Judis, J. (2005). The chosen nation: The influence of religion on US foreign policy.  The Carnegie Endowment.

Long, J. (2005).  Religion and US foreign policy.  IDSS Commentaries, 31.

Nevo, J. (1998). Religion and national identity in Saudi Arabia. Middle Eastern Studies, 34(3), 34-53.

Onwubiko, O.A. (1991). African thought, religion and culture (Vol. 1). Enugu, Nigeria: Snaap Press.

Williams, R.H. (1996). Religion as political resource: Culture or ideology? Journal for the Scientific Study of Religion, 35(4), 368-378.

Zakaria, F. (2013, November 11). The Saudis are upset? Tough! Why we shouldn’t care that the world’s most irresponsible country is displeased with the U.S.  Time, 182(20), 24.

Filed Under: John's Perspective and Views

Neither blind nor stupid

December 3, 2013 by John Bryan

Before the announcement of the tentative deal between Iran and the United States and a few of its allies, US Secretary of State John Kerry was quoted by Time (2013, November 25) as saying “We are not blind, and I don’t think we are stupid.”. Within hours after the preliminary deal’s announcement, elected and non-elected leaders from across the political spectrum in the US and their counterparts around the world seemed to be either questioning that or hoping for its accuracy.  Some may have remembered the words attributed to Wendy Sherman, State Department Under Secretary and chief US negotiator in Geneva, “We know that deception is part of the [Iranian] DNA” (Wright, 2013, p. 22).

Perhaps the question of blindness or stupidity is a frequent thought in the minds of followers and, perhaps, of leaders themselves.  Leaders certainly do not want followers thinking they are blind or stupid; some may however, assert that some of their fellow leaders, specifically their adversaries, are either or both.  Followers do not want to think that the leaders they support are either blind or stupid; analogous to the leaders, some followers may assert, perhaps regularly, that the leaders they do not follow are blind or stupid, or both.

Although having some elected leaders behave as if they were blind or stupid, with no disrespect intended to the blind or the stupid and not referring specifically to eyesight, may have political advantages, having people in leadership positions with either trait is not generally in the best interests of organizations, communities, or countries.  People in leadership positions who make decisions as if they cannot see or do not recognize reality and truth generally leads to a choice of poor vision and direction.

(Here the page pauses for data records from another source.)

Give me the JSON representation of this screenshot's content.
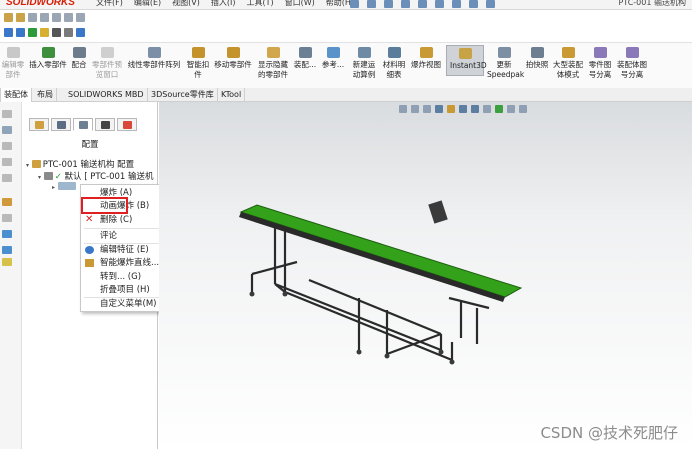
{
  "app": {
    "logo": "SOLIDWORKS",
    "menus": [
      "文件(F)",
      "编辑(E)",
      "视图(V)",
      "插入(I)",
      "工具(T)",
      "窗口(W)",
      "帮助(H)"
    ],
    "window_title": "PTC-001 输送机构"
  },
  "ribbon": [
    {
      "label": "编辑零部件",
      "enabled": false
    },
    {
      "label": "插入零部件",
      "enabled": true
    },
    {
      "label": "配合",
      "enabled": true
    },
    {
      "label": "零部件预览窗口",
      "enabled": false
    },
    {
      "label": "线性零部件阵列",
      "enabled": true
    },
    {
      "label": "智能扣件",
      "enabled": true
    },
    {
      "label": "移动零部件",
      "enabled": true
    },
    {
      "label": "显示隐藏的零部件",
      "enabled": true
    },
    {
      "label": "装配...",
      "enabled": true
    },
    {
      "label": "参考...",
      "enabled": true
    },
    {
      "label": "新建运动算例",
      "enabled": true
    },
    {
      "label": "材料明细表",
      "enabled": true
    },
    {
      "label": "爆炸视图",
      "enabled": true
    },
    {
      "label": "Instant3D",
      "enabled": true,
      "active": true
    },
    {
      "label": "更新Speedpak",
      "enabled": true
    },
    {
      "label": "拍快照",
      "enabled": true
    },
    {
      "label": "大型装配体模式",
      "enabled": true
    },
    {
      "label": "零件图号分离",
      "enabled": true
    },
    {
      "label": "装配体图号分离",
      "enabled": true
    }
  ],
  "tabs": [
    "装配体",
    "布局",
    "SOLIDWORKS MBD",
    "3DSource零件库",
    "KTool"
  ],
  "panel": {
    "title": "配置",
    "tree": [
      {
        "label": "PTC-001 输送机构 配置"
      },
      {
        "label": "默认 [ PTC-001 输送机"
      }
    ]
  },
  "context_menu": {
    "items": [
      {
        "label": "爆炸 (A)",
        "icon": "none"
      },
      {
        "label": "动画爆炸 (B)",
        "icon": "none"
      },
      {
        "label": "删除 (C)",
        "icon": "delete-icon"
      },
      {
        "label": "评论",
        "icon": "none",
        "submenu": true
      },
      {
        "label": "编辑特征 (E)",
        "icon": "edit-feature-icon"
      },
      {
        "label": "智能爆炸直线... (F)",
        "icon": "smart-explode-icon"
      },
      {
        "label": "转到... (G)",
        "icon": "none"
      },
      {
        "label": "折叠项目 (H)",
        "icon": "none"
      },
      {
        "label": "自定义菜单(M)",
        "icon": "none"
      }
    ],
    "highlighted": "动画爆炸 (B)",
    "highlight_color": "#e02020"
  },
  "colors": {
    "conveyor_belt": "#33a11a",
    "frame": "#2a2a2a",
    "brand_red": "#d81e05"
  },
  "watermark": "CSDN @技术死肥仔"
}
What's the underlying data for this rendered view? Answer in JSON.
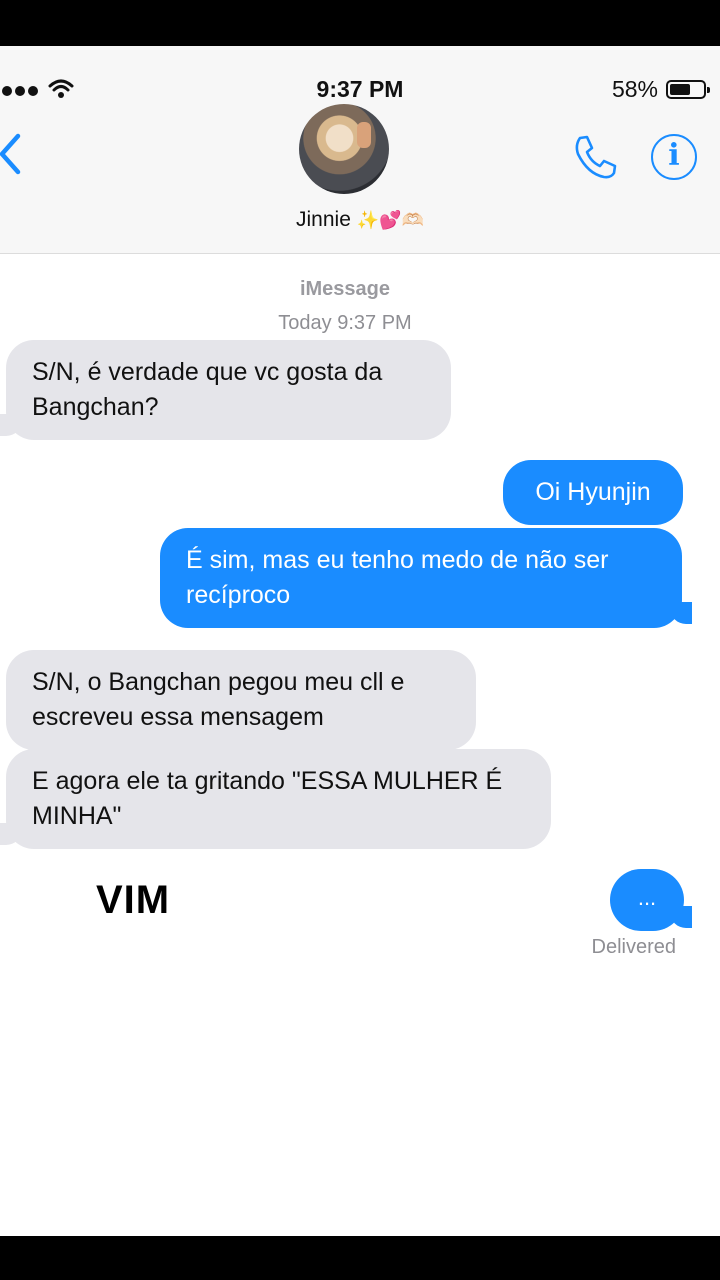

With the context of the Kerry quote, blindness has little to do with the proper transmission of visual signals from the eye to the brain along the optic nerve.  Such blindness results, instead, from the way individual or collective brains process what they believe they are seeing.  Such blindness is a matter of interpretation; as such, the Kerry-referenced blindness seems to be a matter of learning, either what one has or has not learned.

Within the context of the Kerry quote, stupidity may not have a correlation with intelligence.  Like the reference to blindness, the stupidity noted by Kerry more than likely refers to correct interpretation of facts and reality.  Like the blindness reference, the Kerry use of stupidity seems to be poor decision-making based on learning over time.

An on-going study that I am conducting, involving nearly 14,000 people in positions of leadership from 82 countries gives insight into what leaders believe about leadership.  Leaders believe leaders should have expertise and intelligence.  Leaders should be astute in processing facts.  Not all people in positions of leadership are necessarily leaders.  However, in the case of the negotiators involved in nuclear talks, one hopes that the individuals in positions charged with leading the way in these matters are, in fact, leaders who prove to be neither blind nor stupid.

Reference

Time. (2013, November 25).  Briefing. Time, 182(22), 11.

Wright, R. (2013, October 28). Iran’s man on wire. The country’s chief envoy faces a tricky balancing act. Time, 182(18), 22.